Julia Eller said she was able to spend 45 minutes in the forest after arriving on Maui on Sunday afternoon. She said it was muddy and rugged with lots of downed trees.
“I spent time calling her and looking where I could under any areas where I could get to that I thought might present a situation where she could’ve slipped off the ledge,” she said. “I’ve asked to be put on a grid (today). I want to be part of the search to find her.”
Scott said volunteers should meet at the base camp set up near the hunting entrance. She suggested that people park at the upper lots and avoid parking along the road to keep it clear for emergency vehicles.
“We will also be doing grid searches down the road, so we need people to be fully aware that there will be people out on this road,” Scott said. “Drive safely, carefully, coming up here and just be aware that we’ll have people out here.”
Scott said today’s plan is to do a “type 1 grid search,” in which searchers are about 10 feet apart and have to keep each other in their line of sight.
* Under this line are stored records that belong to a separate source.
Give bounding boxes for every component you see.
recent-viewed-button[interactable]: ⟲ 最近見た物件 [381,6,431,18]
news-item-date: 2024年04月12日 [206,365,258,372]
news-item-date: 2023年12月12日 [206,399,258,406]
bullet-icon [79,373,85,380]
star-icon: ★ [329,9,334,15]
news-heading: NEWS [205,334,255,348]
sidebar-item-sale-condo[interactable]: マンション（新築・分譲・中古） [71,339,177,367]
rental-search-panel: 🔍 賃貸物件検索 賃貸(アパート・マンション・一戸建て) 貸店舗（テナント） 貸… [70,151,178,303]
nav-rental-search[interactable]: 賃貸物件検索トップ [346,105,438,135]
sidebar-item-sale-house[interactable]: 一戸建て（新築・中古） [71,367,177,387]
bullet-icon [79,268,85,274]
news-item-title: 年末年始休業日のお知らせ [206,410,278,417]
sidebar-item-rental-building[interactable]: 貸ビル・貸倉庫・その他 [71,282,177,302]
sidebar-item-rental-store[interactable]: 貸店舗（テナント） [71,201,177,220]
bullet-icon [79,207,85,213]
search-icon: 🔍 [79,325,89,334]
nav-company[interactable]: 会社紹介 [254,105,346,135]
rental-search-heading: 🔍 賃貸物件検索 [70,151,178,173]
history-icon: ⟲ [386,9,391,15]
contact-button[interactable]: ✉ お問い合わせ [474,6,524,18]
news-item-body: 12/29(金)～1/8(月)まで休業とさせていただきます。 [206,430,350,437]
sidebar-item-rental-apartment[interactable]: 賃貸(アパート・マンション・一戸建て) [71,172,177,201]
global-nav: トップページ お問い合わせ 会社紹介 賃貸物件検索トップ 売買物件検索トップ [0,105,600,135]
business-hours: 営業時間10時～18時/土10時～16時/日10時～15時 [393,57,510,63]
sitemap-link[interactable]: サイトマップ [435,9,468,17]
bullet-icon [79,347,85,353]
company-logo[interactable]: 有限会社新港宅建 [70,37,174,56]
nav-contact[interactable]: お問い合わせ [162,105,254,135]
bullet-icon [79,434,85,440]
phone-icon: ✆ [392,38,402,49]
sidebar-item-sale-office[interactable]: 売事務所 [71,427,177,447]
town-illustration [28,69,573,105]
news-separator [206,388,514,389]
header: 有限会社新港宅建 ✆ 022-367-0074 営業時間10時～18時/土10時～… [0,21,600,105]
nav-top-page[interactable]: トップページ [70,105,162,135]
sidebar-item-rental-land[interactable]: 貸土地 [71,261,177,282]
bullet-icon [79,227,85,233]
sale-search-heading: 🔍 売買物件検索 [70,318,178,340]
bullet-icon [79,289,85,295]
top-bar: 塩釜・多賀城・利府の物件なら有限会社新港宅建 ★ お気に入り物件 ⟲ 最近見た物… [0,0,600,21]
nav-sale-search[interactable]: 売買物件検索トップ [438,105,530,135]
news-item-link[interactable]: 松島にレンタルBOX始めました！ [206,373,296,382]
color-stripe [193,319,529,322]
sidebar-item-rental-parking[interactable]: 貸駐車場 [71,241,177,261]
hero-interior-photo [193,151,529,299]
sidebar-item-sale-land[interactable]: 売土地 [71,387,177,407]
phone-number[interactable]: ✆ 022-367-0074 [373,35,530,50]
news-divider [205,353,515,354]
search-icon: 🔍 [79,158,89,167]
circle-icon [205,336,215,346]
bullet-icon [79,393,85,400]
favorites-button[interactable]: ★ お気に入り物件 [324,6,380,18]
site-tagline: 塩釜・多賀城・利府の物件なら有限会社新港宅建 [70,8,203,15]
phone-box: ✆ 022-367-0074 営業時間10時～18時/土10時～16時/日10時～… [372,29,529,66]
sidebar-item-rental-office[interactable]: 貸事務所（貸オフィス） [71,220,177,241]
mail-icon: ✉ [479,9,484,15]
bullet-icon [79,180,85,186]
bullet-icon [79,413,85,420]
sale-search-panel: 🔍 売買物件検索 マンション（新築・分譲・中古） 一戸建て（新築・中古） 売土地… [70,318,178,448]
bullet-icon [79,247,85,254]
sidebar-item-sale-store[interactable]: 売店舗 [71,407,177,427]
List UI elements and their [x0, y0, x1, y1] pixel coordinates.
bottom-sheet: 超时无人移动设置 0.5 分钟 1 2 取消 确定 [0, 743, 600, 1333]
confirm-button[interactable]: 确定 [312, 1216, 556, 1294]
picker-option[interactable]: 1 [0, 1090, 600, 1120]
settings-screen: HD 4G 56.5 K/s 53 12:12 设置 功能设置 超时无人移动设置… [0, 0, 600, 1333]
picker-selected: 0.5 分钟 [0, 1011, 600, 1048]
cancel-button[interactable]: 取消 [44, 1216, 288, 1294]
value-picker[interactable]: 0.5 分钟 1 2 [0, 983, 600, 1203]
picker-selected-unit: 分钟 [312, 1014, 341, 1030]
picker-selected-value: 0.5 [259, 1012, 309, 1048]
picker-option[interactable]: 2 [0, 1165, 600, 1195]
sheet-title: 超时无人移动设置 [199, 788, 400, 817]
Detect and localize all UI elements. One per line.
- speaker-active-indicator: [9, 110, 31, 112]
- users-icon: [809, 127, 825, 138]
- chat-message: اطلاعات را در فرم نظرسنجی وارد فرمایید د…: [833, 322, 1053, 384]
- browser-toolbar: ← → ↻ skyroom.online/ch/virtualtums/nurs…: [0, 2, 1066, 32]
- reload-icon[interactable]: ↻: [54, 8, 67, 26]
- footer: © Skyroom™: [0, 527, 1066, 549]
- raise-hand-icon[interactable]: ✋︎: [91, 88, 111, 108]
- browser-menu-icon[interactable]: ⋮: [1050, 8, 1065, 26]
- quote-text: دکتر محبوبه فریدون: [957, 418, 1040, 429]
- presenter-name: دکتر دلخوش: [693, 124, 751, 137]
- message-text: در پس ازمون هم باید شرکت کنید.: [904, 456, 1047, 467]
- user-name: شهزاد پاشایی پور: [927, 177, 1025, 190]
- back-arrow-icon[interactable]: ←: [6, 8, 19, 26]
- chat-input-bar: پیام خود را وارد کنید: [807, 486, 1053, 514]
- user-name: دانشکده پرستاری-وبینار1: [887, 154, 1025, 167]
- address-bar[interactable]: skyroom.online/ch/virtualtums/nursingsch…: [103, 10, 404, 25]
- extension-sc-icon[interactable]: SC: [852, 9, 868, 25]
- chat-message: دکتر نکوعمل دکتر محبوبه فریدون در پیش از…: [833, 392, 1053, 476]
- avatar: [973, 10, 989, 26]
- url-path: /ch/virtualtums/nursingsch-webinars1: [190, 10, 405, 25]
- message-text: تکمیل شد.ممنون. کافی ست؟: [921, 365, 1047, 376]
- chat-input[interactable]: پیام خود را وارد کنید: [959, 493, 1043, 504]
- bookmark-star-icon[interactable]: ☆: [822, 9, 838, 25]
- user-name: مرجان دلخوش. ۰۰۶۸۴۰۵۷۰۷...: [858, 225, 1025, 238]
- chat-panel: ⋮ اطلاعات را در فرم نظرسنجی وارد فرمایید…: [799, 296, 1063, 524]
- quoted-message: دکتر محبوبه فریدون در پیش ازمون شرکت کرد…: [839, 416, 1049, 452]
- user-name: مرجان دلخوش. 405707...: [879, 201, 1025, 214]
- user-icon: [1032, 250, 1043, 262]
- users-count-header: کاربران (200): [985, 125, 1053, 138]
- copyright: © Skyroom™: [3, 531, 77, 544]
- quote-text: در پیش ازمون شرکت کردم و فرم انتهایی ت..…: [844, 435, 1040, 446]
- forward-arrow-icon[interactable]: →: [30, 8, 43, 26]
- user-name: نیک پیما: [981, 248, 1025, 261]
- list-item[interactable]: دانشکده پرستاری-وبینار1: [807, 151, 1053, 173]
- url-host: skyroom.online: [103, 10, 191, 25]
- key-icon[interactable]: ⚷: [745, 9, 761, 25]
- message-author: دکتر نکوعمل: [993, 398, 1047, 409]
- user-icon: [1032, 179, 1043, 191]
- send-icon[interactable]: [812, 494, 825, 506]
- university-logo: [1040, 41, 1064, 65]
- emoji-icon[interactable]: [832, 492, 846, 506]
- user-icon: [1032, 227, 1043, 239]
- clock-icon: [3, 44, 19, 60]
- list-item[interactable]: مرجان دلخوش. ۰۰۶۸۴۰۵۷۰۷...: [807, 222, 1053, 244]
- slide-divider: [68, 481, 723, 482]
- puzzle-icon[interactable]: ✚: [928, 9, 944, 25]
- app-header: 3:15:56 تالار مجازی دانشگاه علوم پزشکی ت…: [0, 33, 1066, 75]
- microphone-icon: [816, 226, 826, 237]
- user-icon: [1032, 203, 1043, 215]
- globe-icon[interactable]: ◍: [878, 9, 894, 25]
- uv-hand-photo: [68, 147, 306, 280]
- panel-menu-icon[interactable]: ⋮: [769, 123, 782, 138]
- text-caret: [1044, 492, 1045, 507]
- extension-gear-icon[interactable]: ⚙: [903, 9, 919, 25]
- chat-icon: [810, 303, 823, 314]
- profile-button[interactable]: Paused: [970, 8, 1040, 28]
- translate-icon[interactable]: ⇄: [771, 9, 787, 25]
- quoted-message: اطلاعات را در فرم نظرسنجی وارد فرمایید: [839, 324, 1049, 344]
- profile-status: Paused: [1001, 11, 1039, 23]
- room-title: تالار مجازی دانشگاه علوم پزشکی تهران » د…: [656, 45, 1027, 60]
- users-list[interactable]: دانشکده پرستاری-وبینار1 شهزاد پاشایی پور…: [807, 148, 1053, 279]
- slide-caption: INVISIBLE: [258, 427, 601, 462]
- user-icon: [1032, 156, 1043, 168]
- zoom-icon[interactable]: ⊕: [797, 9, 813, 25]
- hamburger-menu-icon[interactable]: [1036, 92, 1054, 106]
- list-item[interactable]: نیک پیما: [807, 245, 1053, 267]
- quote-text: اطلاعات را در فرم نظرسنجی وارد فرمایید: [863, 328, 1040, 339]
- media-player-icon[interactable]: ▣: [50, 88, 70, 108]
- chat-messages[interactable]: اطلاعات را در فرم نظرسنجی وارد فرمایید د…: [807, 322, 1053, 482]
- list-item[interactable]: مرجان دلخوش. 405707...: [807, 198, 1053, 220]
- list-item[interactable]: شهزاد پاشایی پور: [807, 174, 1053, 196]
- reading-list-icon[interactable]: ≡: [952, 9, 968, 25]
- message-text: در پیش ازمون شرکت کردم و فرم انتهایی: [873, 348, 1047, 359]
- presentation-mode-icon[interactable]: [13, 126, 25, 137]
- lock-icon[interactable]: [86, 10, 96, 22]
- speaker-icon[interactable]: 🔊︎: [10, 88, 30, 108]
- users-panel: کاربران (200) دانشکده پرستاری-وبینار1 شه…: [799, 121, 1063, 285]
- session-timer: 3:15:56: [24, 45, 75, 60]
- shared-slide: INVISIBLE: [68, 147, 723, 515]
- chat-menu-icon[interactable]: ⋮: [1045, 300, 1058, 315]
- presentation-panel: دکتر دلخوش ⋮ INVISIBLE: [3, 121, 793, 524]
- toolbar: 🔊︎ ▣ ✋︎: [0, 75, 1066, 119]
She said volunteers have combed the trail pretty thoroughly and that now they plan to focus on areas off-trail.
Volunteers should be prepared with good hiking shoes, long pants, rain gear, fully charged cellphones with backup batteries and flashlights just in case, though Haynes said the search normally ends before dark. If volunteers have phones with GPS capabilities, they can also download an app — GPS Tracks on iPhones and US Topo Maps on Android — that will allow organizers to create a map showing what ground has been covered.
Scott said they’re also looking for people to donate or loan out walkie talkies. The base camp is well stocked with water and “we’re doing OK on food,” Scott said. Anyone wanting to bring their dogs should call ahead first. Scott also reminded people to be sure to sign in and out when they arrive and leave so that everyone is accounted for.
The Ellers have posted a $10,000 reward for anyone with information that leads to their daughter’s safe return. Julia Eller said that if someone has taken her, they’re not interested in them — they just want their daughter home safe. But, Haynes said, “if you don’t give us her, we’re going to find you.”